Dealing with data has always been a daunting task no matter how much data geek you are. Being a Data Scientist the moment I see a new dataset the first thing which comes to my mind is OMG! How would I clean or explore this data? Can I ever do a EDA(Exploratory Data Analysis) on this dataset to get some meaningful insight before we actually start applying some science on this data.
However I am relaxed once I learnt that Google is running a lot of AI, Machine Learning algorithms under the hood and it’s no more worry for a person who is not much experienced exploring the data or for a busy data scientist who needs a quicker look at his/her data first to understand and build strategy for feature engineering, which is an essential step of selecting or creating the right features to be used in a machine learning model
Google is one of the leaders in embracing the AI technologies and implementing it on their tool for the users. Google spreadsheet has always been a handy tool for the data explorers and analyst around the world to clean, analyze and manipulate their data and share within a team or group. Last Year google introduces this new feature Explore to generate the Pivot for your data automatically and this time they have embedded a Natural Language Processing Query Box which answers to the general query around your data.
How Do We Start?
Step 1: Open a New Sheet and import data
Open a new sheet and import your data into this sheet. I would like to tell a shortcut here to open a new google sheet without going to google drive.

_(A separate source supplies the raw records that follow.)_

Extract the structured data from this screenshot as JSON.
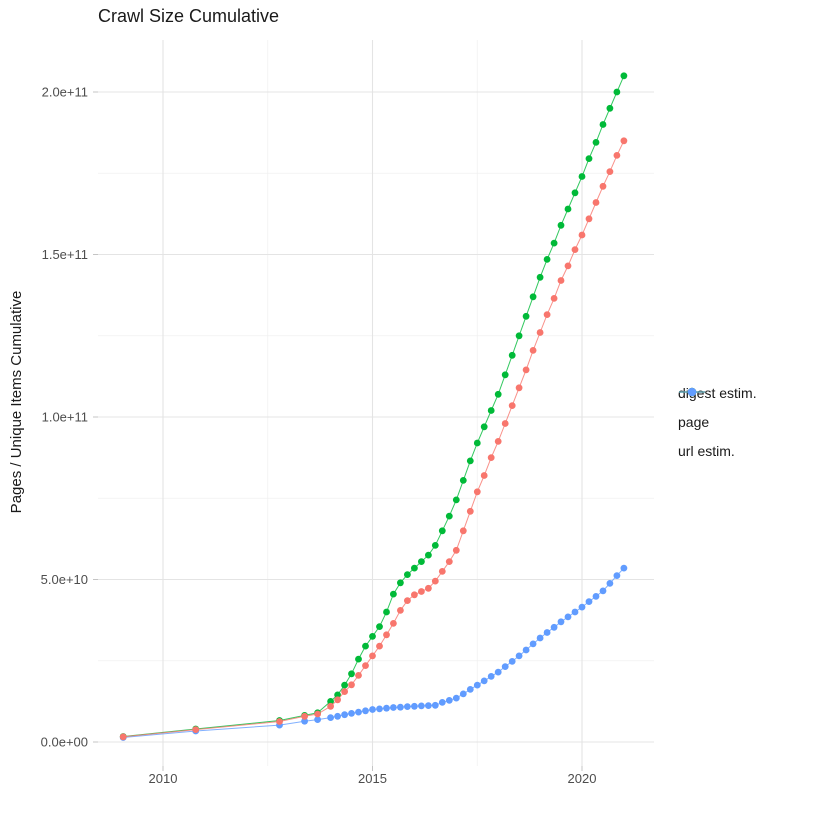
{
  "title": "Crawl Size Cumulative",
  "y_axis": {
    "title": "Pages / Unique Items Cumulative",
    "tick_labels": [
      "0.0e+00",
      "5.0e+10",
      "1.0e+11",
      "1.5e+11",
      "2.0e+11"
    ],
    "tick_values_e9": [
      0,
      50,
      100,
      150,
      200
    ],
    "minor_values_e9": [
      25,
      75,
      125,
      175
    ]
  },
  "x_axis": {
    "title": "",
    "tick_labels": [
      "2010",
      "2015",
      "2020"
    ],
    "tick_values": [
      2010,
      2015,
      2020
    ],
    "minor_values": [
      2012.5,
      2017.5
    ]
  },
  "colors": {
    "digest": "#F8766D",
    "page": "#00BA38",
    "url": "#619CFF",
    "grid_major": "#E4E4E4",
    "grid_minor": "#F0F0F0",
    "tick": "#C4C4C4",
    "tick_text": "#4D4D4D",
    "title_text": "#1A1A1A"
  },
  "chart_data": {
    "type": "line",
    "style": "line-with-points",
    "title": "Crawl Size Cumulative",
    "xlabel": "",
    "ylabel": "Pages / Unique Items Cumulative",
    "x_range": [
      2008.5,
      2021.7
    ],
    "y_range": [
      0,
      215000000000.0
    ],
    "grid": true,
    "legend_position": "right",
    "units_note": "point values given as [year, billions]; 1 billion = 1e9",
    "series": [
      {
        "name": "digest estim.",
        "color": "#F8766D",
        "points_year_e9": [
          [
            2009.05,
            1.6
          ],
          [
            2010.78,
            3.8
          ],
          [
            2012.78,
            6.3
          ],
          [
            2013.38,
            7.9
          ],
          [
            2013.69,
            8.6
          ],
          [
            2014.0,
            11.0
          ],
          [
            2014.167,
            13.0
          ],
          [
            2014.333,
            15.5
          ],
          [
            2014.5,
            17.6
          ],
          [
            2014.667,
            20.5
          ],
          [
            2014.833,
            23.5
          ],
          [
            2015.0,
            26.5
          ],
          [
            2015.167,
            29.5
          ],
          [
            2015.333,
            33.0
          ],
          [
            2015.5,
            36.5
          ],
          [
            2015.667,
            40.5
          ],
          [
            2015.833,
            43.5
          ],
          [
            2016.0,
            45.3
          ],
          [
            2016.167,
            46.3
          ],
          [
            2016.333,
            47.3
          ],
          [
            2016.5,
            49.5
          ],
          [
            2016.667,
            52.5
          ],
          [
            2016.833,
            55.5
          ],
          [
            2017.0,
            59.0
          ],
          [
            2017.167,
            65.0
          ],
          [
            2017.333,
            71.0
          ],
          [
            2017.5,
            77.0
          ],
          [
            2017.667,
            82.0
          ],
          [
            2017.833,
            87.5
          ],
          [
            2018.0,
            92.5
          ],
          [
            2018.167,
            98.0
          ],
          [
            2018.333,
            103.5
          ],
          [
            2018.5,
            109.0
          ],
          [
            2018.667,
            114.5
          ],
          [
            2018.833,
            120.5
          ],
          [
            2019.0,
            126.0
          ],
          [
            2019.167,
            131.5
          ],
          [
            2019.333,
            136.5
          ],
          [
            2019.5,
            142.0
          ],
          [
            2019.667,
            146.5
          ],
          [
            2019.833,
            151.5
          ],
          [
            2020.0,
            156.0
          ],
          [
            2020.167,
            161.0
          ],
          [
            2020.333,
            166.0
          ],
          [
            2020.5,
            171.0
          ],
          [
            2020.667,
            175.5
          ],
          [
            2020.833,
            180.5
          ],
          [
            2021.0,
            185.0
          ]
        ]
      },
      {
        "name": "page",
        "color": "#00BA38",
        "points_year_e9": [
          [
            2009.05,
            1.7
          ],
          [
            2010.78,
            4.0
          ],
          [
            2012.78,
            6.6
          ],
          [
            2013.38,
            8.2
          ],
          [
            2013.69,
            9.0
          ],
          [
            2014.0,
            12.5
          ],
          [
            2014.167,
            14.5
          ],
          [
            2014.333,
            17.5
          ],
          [
            2014.5,
            21.0
          ],
          [
            2014.667,
            25.5
          ],
          [
            2014.833,
            29.5
          ],
          [
            2015.0,
            32.5
          ],
          [
            2015.167,
            35.5
          ],
          [
            2015.333,
            40.0
          ],
          [
            2015.5,
            45.5
          ],
          [
            2015.667,
            49.0
          ],
          [
            2015.833,
            51.5
          ],
          [
            2016.0,
            53.5
          ],
          [
            2016.167,
            55.5
          ],
          [
            2016.333,
            57.5
          ],
          [
            2016.5,
            60.5
          ],
          [
            2016.667,
            65.0
          ],
          [
            2016.833,
            69.5
          ],
          [
            2017.0,
            74.5
          ],
          [
            2017.167,
            80.5
          ],
          [
            2017.333,
            86.5
          ],
          [
            2017.5,
            92.0
          ],
          [
            2017.667,
            97.0
          ],
          [
            2017.833,
            102.0
          ],
          [
            2018.0,
            107.0
          ],
          [
            2018.167,
            113.0
          ],
          [
            2018.333,
            119.0
          ],
          [
            2018.5,
            125.0
          ],
          [
            2018.667,
            131.0
          ],
          [
            2018.833,
            137.0
          ],
          [
            2019.0,
            143.0
          ],
          [
            2019.167,
            148.5
          ],
          [
            2019.333,
            153.5
          ],
          [
            2019.5,
            159.0
          ],
          [
            2019.667,
            164.0
          ],
          [
            2019.833,
            169.0
          ],
          [
            2020.0,
            174.0
          ],
          [
            2020.167,
            179.5
          ],
          [
            2020.333,
            184.5
          ],
          [
            2020.5,
            190.0
          ],
          [
            2020.667,
            195.0
          ],
          [
            2020.833,
            200.0
          ],
          [
            2021.0,
            205.0
          ]
        ]
      },
      {
        "name": "url estim.",
        "color": "#619CFF",
        "points_year_e9": [
          [
            2009.05,
            1.4
          ],
          [
            2010.78,
            3.4
          ],
          [
            2012.78,
            5.2
          ],
          [
            2013.38,
            6.4
          ],
          [
            2013.69,
            6.9
          ],
          [
            2014.0,
            7.5
          ],
          [
            2014.167,
            7.9
          ],
          [
            2014.333,
            8.4
          ],
          [
            2014.5,
            8.8
          ],
          [
            2014.667,
            9.2
          ],
          [
            2014.833,
            9.6
          ],
          [
            2015.0,
            10.0
          ],
          [
            2015.167,
            10.2
          ],
          [
            2015.333,
            10.4
          ],
          [
            2015.5,
            10.6
          ],
          [
            2015.667,
            10.7
          ],
          [
            2015.833,
            10.9
          ],
          [
            2016.0,
            11.0
          ],
          [
            2016.167,
            11.1
          ],
          [
            2016.333,
            11.2
          ],
          [
            2016.5,
            11.3
          ],
          [
            2016.667,
            12.2
          ],
          [
            2016.833,
            12.8
          ],
          [
            2017.0,
            13.5
          ],
          [
            2017.167,
            14.8
          ],
          [
            2017.333,
            16.2
          ],
          [
            2017.5,
            17.5
          ],
          [
            2017.667,
            18.8
          ],
          [
            2017.833,
            20.2
          ],
          [
            2018.0,
            21.5
          ],
          [
            2018.167,
            23.2
          ],
          [
            2018.333,
            24.8
          ],
          [
            2018.5,
            26.5
          ],
          [
            2018.667,
            28.3
          ],
          [
            2018.833,
            30.2
          ],
          [
            2019.0,
            32.0
          ],
          [
            2019.167,
            33.7
          ],
          [
            2019.333,
            35.3
          ],
          [
            2019.5,
            37.0
          ],
          [
            2019.667,
            38.5
          ],
          [
            2019.833,
            40.0
          ],
          [
            2020.0,
            41.5
          ],
          [
            2020.167,
            43.2
          ],
          [
            2020.333,
            44.8
          ],
          [
            2020.5,
            46.5
          ],
          [
            2020.667,
            48.8
          ],
          [
            2020.833,
            51.2
          ],
          [
            2021.0,
            53.5
          ]
        ]
      }
    ]
  }
}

Type sheets.new in the Chrome address bar and a new Unititled google spreadsheet opens up in the Browser. Go to File > Import and then import your data into this sheet. Here I’m using the Customer Sales Data
Step 2: Explorer Window
I love to see any data with Alternate coloring format which you can apply by going to Format > Alternate Coloring and then select the color you like from the right side bar
Now Click on the Explore on the bottom right of the sheet and a new right side bar will open.
This Explorer shows a basic Pivot chart of the City and their corresponding average profits.
it also displays a bar chart, Pie chart and a Histogram. Basically it depends what type of data you have and it displays the basic charts accordingly.
Step 3: Querying your data
On the top of the Explorer window you can see a search box where you can write your query and press enter for google sheets to answer your queries. This is an important feature where you can ask multiple queries regarding your data. Here are few examples for this dataset
a) Type in the box: How Does the Total Profit looks like for each year
You will see a beautiful Pivot table showing the Total profits by year i.e. sum of total profits for each year
b) Type in the box: Find the city with Highest Profit in 2013
You will see the result Nashville, TN is the city with Highest Profit in 2013. Isn’t it cool
c) Type in the box: Draw bar chart for City, Profit
You will see the bar chart showing city on x-axis and profit on y-axis
d) Type in the box: Sales Person distribution by year, total profi
You will see a Pivot table with the Profit distribution of Sales person over the years
You can insert these Pivots and Charts into a new sheet by Clicking on the Insert Chart and Insert Pivot Table at the Bottom right of each answer. Also if you want to see the formula used to answer your query then click on the link at the bottom left.
So Adding machine learning to the pivot table is a major breakthrough. Instead of manually exploring the data to extract meaningful insight from your data, Google Sheets can suggest pivot table and shows all the probable graph from the features in the dataset.